During a panel at the 2010 Salt on the Tongue poetry festival in Goolwa, SA, one audience member slammed performance poetry as being ‘more about the poet than the poetry’. Their intention was to damn performance poetry as an inferior genre – the under-educated, over-celebrated, buck-toothed cousin of real literature. Inadvertently, though, the comment hit upon a much bigger issue than that same tired line in the sand. As a sometimes performance poet sitting just a few rows back, I was not so much insulted as amused by the attack. Yes, I thought to myself, there’s a grain of truth in that – perhaps not more, but often as much – but how is page poetry any different?
Take Ern Malley. When James McAuley and Harold Stewart cooked him up, they gave him a bio befitting the archetypical tragic poet: dead-end jobs, a failed relationship, tragic illness and death at the sweetly Keatsian age of twenty-five, never recognised in his own lifetime, his work kept secret, a la Emily Dickinson, from even his family until after his death …
Max Harris later mused:
I was offered not only the poems of this mythical Ern Malley, but also his life, his ideas, his love and his death… For me, Ern Malley embodies the true sorrow and pathos of our time. One had felt that somewhere in the streets of every city was an Ern Malley… a living person, alone, outside literary cliques, outside print, dying, outside humanity but of it.
That Malley was unlucky in love brings an extra intensity to lines like:
I have remembered the chiaroscuro Of your naked breasts and loins. For you were wholly an admonition That said: ‘From bright to dark Is a brief longing. To hasten is now To delay.’ But I could not obey.
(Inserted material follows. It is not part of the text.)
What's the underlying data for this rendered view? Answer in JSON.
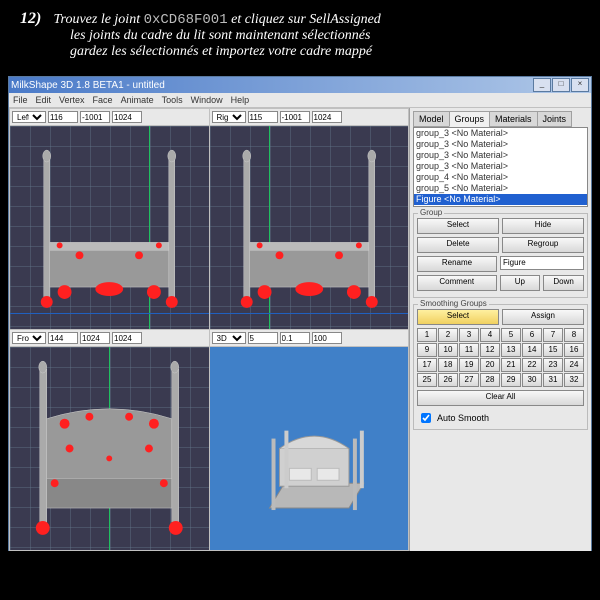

and Malley’s awareness of his own terminal illness offers a grim context for Petit Testament, which begins:
I find myself to be a dromedary That has run short of water between One oasis and the next mirage And having despaired of ever Making my obsessions intelligible I am content at last to be The sole clerk of my metamorphoses.
Explodes like a grenade. I Who have lived in the shadow that each act Casts on the next act now emerge As loyal as the thistle that in session Puffs its full seed upon the indicative air. I have split the infinite. Beyond is anything.
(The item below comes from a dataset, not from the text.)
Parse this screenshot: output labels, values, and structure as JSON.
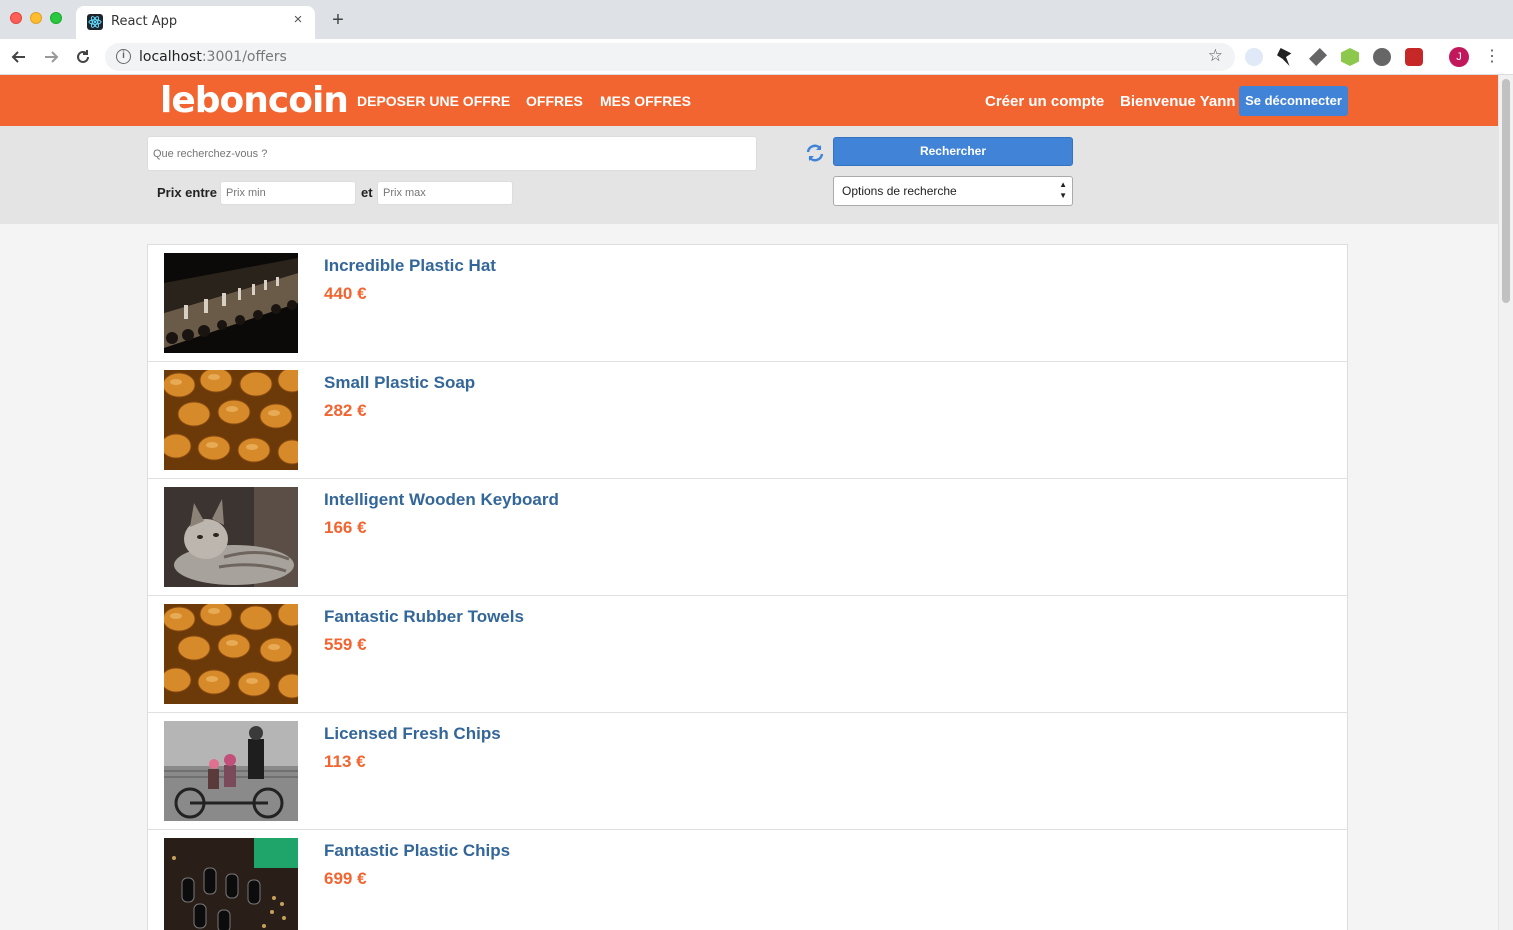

Would things have played out differently if Ern had been living? If he had been a well-fed lawyer and swinging voter? A stamp-collecting debt collector? A preacher? A police officer? A woman? Furthermore, what if the hoax had never been revealed? Would Ern’s poetry still have racked up dozens of reprints in countries all over the world?[ref]Ibid 10.[/ref] Would there have been a Children Of Malley I, let alone a Children of Malley II?
McAuley and Stewart intended the revelation of the hoax to prove that surreal poems were ‘nonsense … devoid of literary merit as poetry.’ But over the long term Malley’s poems have arguably toppled the hoaxers’ more ‘genuine’ works. Malley has provided inspiration for numerous artists including Sidney Nolan[ref]Ibid 56-63.[/ref] and Garry Shead and for writers such as Peter Carey and Elliot Perlman. There have been so many Malley spin offs that, like “Robinsonade”, it is practically a genre in itself. As John Reed observed, ‘the myth has overwhelmed its creators.’
Further supporting Reed’s observation, Malley is the focus of numerous essays, academic papers, theses and critical analyses.[ref]Ibid 10.[/ref] Interestingly – or perhaps ironically – many of these investigate the psychologies of the hoaxers themselves. Rundle claims that ‘the answer to the riddle of Ern Malley’ can be found ‘in James McAuley – in his frustrations, his fears and the terrible splitting of his soul’. Rundle also explores the possibility of unexpressed sexual tension between McAuley and Stewart. In terms of validity, such theories lie wide open to challenge. But validity is not the point here. The point is that theories exist – in such abundance that Stewart finally wondered whether ‘perhaps neither McAuley nor I ever existed except in the imagination of Ern Malley’. In other words, readers are concerned as much – if not more – with the poet(s) as with the poetry.
Similar phenomena can be found in other literary and artistic identity scandals. Helen Darville used the name Helen Demidenko and feigned Ukrainian heritage to give a ring of authenticity to her novel, The Hand That Signed The Paper, which relates events of the holocaust in the Ukraine. The book received initial praise, but was slammed when Darville’s real identity was revealed. Darville’s writing has more or less faded into obscurity, but fascination with the Darville/Demidenko character and her performance of the hoax persists. In the art world there was Aboriginal artist Eddy Burrup – really Elizabeth Durack, a white Australian. Durack’s supporters described Eddy Burrup as ‘a work of art in [him]self’ and a character in the story “his” paintings told. I stress here that I by no means intend to defend Durack’s actions, but am fascinated by the concept of authors as characters. Traditionally, authors are considered extra-textual – existing outside the text. But in the cases of Malley, Demidenko and Burrup the authors, both “real” and invented, can be seen as intra-textual – existing within their texts as literary devices.